While we Fools generally invest in companies that are established and generating cash, we also recognize that there's room for speculation in almost any portfolio. After all, companies that go on to create the next big thing can produce life-changing returns for their shareholders.
With that in mind, we asked our team of healthcare contributors to each highlight a company that has bet big on an emerging area of biotechnology. The companies they picked: Cempra (NASDAQ:MLNT), Intrexon (NASDAQ:XON), and GlaxoSmithKline (NYSE:GSK). Read on to find out why.
Brian Feroldi: Since antibiotics were first discovered roughly 90 years ago, they have saved countless lives. However, we have been overusing them for decades, which has caused some harmful bacteria to build up resistance. That's become a real problem: antibiotic-resistant pneumonia rates currently exceed 50% in the U.S. Clearly, there's a huge need for new therapies.
Cempra is one company focused on finding a solution.
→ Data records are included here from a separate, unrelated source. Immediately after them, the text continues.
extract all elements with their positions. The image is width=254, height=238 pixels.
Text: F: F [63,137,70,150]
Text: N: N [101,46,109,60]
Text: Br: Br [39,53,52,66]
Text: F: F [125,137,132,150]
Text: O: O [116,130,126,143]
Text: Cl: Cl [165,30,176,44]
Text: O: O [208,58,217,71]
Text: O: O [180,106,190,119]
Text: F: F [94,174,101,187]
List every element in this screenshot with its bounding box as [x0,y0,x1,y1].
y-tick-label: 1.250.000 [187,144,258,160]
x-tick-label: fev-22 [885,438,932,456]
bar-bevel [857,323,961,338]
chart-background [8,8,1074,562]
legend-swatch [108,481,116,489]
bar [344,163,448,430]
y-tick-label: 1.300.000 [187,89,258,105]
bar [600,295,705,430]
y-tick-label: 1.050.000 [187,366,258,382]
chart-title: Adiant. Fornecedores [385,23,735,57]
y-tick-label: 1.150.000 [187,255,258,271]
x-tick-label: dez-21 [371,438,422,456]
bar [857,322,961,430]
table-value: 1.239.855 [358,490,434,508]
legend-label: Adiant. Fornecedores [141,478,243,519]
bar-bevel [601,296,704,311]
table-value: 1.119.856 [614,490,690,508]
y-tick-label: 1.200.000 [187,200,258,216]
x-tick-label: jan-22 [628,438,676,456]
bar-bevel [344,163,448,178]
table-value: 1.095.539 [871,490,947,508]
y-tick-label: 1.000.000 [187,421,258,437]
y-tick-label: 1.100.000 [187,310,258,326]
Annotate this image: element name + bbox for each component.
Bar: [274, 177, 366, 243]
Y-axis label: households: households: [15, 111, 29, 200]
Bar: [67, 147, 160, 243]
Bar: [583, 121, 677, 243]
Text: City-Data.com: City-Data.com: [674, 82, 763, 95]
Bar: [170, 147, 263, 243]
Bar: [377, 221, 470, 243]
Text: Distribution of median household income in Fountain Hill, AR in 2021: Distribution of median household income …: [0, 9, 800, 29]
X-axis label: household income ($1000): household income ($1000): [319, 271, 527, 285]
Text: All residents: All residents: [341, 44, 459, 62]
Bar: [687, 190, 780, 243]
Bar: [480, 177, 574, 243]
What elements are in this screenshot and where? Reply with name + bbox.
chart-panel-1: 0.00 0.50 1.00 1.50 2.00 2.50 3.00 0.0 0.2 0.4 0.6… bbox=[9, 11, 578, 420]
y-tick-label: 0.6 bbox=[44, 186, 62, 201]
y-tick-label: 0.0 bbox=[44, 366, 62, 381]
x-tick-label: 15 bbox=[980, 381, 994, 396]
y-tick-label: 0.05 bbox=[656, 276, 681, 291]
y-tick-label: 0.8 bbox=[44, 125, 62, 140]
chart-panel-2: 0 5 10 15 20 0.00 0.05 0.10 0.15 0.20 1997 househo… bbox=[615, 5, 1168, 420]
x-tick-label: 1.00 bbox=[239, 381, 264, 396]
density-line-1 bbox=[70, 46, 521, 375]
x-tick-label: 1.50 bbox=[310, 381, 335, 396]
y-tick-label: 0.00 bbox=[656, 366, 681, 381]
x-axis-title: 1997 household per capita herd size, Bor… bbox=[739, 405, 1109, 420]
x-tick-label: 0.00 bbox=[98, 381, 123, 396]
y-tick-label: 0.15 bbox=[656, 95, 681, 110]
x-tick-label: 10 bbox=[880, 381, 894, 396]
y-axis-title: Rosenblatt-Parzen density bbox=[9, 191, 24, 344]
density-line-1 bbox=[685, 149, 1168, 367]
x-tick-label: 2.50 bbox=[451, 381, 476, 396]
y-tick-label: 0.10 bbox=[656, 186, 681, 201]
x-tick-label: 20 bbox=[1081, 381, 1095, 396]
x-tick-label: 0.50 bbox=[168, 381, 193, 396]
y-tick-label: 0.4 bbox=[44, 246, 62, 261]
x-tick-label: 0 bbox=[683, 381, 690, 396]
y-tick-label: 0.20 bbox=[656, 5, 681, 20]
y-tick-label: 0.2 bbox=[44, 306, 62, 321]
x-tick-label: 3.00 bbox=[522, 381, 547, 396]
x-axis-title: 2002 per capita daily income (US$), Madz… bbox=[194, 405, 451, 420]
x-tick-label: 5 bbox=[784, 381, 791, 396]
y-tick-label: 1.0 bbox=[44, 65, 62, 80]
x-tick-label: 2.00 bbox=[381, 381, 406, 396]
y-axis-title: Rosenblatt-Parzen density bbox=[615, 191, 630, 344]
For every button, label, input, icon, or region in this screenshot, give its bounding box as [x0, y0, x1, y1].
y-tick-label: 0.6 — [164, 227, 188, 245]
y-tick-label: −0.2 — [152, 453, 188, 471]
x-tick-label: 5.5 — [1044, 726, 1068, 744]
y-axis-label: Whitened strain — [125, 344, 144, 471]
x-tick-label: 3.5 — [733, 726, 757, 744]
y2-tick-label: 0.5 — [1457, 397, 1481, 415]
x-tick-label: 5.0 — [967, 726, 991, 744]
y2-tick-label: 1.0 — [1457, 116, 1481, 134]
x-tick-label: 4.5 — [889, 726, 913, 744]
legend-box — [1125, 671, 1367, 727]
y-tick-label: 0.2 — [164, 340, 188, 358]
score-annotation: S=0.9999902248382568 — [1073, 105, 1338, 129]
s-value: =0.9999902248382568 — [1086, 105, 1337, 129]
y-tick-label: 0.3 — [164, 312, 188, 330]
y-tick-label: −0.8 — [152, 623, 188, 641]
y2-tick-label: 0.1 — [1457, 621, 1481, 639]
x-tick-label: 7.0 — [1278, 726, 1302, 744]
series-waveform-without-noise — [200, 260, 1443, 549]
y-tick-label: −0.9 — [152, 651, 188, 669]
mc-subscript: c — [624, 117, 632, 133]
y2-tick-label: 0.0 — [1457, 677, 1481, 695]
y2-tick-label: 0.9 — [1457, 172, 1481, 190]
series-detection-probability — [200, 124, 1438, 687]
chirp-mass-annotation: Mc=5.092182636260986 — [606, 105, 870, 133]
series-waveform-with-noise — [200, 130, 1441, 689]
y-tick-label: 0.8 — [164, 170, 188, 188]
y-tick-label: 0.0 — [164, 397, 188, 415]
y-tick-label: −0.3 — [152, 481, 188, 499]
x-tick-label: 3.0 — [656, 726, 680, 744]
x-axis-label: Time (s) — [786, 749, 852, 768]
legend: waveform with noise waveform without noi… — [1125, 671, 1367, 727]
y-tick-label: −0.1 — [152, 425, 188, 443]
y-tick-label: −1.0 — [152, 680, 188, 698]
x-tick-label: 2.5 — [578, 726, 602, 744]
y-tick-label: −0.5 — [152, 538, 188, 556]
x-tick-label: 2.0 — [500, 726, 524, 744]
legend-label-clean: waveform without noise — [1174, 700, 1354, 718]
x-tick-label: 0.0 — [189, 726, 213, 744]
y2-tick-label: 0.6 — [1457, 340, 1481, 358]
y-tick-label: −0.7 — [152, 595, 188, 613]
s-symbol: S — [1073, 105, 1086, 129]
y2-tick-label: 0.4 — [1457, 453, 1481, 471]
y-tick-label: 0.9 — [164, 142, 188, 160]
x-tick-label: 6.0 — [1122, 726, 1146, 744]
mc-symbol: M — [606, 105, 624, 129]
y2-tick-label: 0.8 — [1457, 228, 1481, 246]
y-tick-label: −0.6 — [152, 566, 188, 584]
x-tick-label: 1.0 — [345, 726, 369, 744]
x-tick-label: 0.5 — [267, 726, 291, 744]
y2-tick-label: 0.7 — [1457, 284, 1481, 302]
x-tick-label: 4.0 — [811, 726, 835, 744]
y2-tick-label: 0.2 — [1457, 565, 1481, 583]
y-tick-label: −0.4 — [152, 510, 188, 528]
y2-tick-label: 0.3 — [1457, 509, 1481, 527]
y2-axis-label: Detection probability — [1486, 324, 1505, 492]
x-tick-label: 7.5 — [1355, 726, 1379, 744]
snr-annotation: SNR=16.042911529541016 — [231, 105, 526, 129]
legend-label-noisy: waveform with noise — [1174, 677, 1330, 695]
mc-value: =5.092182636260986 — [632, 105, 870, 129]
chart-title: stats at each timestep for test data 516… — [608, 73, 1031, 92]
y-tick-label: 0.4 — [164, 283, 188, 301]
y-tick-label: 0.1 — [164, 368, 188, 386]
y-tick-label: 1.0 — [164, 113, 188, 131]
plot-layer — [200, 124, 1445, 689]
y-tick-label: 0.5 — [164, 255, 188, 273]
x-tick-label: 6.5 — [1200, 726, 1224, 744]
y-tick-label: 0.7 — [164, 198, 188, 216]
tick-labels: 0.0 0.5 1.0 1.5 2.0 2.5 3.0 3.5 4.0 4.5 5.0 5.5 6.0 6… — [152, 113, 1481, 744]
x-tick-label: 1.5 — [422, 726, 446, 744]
The company's lead compound is called solithromycin, and it's currently pending FDA approval as a treatment for community-acquired bacterial pneumonia, or CABP. Roughly 5 to 10 million cases of CABP are diagnosed annually in the U.S., so if solithromycin can win the green light from regulators, then this drug could turn into a blockbuster.
The FDA's antimicrobial advisory committee is set to meet on Nov. 4 to discuss solithromycin, so investors should have a good idea of which way the agency is leaning in just a few months' time. If everything goes according to plan, I could easily see Cempra's stock soaring higher from here.
Zika virus battles, and beyond
Cory Renauer: Developing an effective vaccine to prevent Zika virus infection could take years. In the meantime, efforts to cull populations of the infamous Aedes aegypti mosquito, which spreads Zika, dengue, and several other life-threatening viruses, may get a boost from Intrexon.
The bioengineering conglomerate's operations haven't turned a profit yet, but last September it made a bold $146.4 million acquisition of Oxitec and its genetically engineered self-limiting mosquito technology. Oxitec breeds genetically modified male mosquitoes that mate with wild females, producing offspring that cannot survive to adulthood.
It almost sounds too easy, but data from a pilot program in the city of Piracicaba, Brazil, are highly encouraging. In the first year of the program, the number of reported dengue infections fell to just five, from 130 in the previous year. The study is expanding to a larger population in Brazil, but in an interview with Motley Fool contributor Maxx Chatsko, Oxitec CEO Hadyn Parry explained that some regulatory barriers could hinder its widespread adoption in the U.S. and beyond.
Luckily, the program's early success in Brazil hasn't gone unnoticed by legislators in Florida, or by the World Health Organization (WHO). Recently, 61 Florida House members urged the U.S. government to implement an Emergency Use Authorization, to allow Florida's state and local governments to use Oxitec's trademarked "Friendly" Aedes mosquitoes -- sooner rather than later. About a week earlier the WHO recommended that public officials in Zika-prone areas consider pilot programs similar to those underway in Brazil.
With hundreds of millions of people around the globe at risk of contracting Aedes-associated diseases, Intrexon's bold bet on Oxitec could generate an important revenue stream for the company and its shareholders in the years ahead.
Bioelectronic medicine: bizarre but possible
George Budwell: GlaxoSmithKline made its mark in biopharma by developing relatively "safe" medicines for respiratory ailments, and by building a modest footprint in the pragmatic vaccine space. However, the British biopharma recently decided to depart from its traditional approach to product development, by announcing a bold joint venture with Verily Life Sciences (formerly Google Life Sciences) to create the first generation of bioelectronic medicines for chronic diseases. The point of this joint venture is to develop tiny implantable devices to correct irregular impulses associated with diseases such as arthritis, asthma, hypertension, and diabetes.
While this moonshot effort is still in its infancy -- and there's a lot of work to be done in order to create devices small enough to be safely implanted along individual nerve fibers -- this foray into bioelectronic medicine is well worth checking out, due to the high-dollar indications Glaxo and Alphabet are pursuing. The arthritis, asthma, hypertension, and diabetes markets have all generated drugs with sales in excess of $5 billion, and in some cases, over $10 billion. Moreover, bioelectronic medicine could turn out to be a disruptive technology, transforming Glaxo into an industry leader overnight -- that is, if this effort pans out.
Glaxo's exciting, yet speculative, dive into the field of bioelectronic medicine shouldn't be a primary reason to buy its stock, but this moonshot is definitely worth keeping tabs on.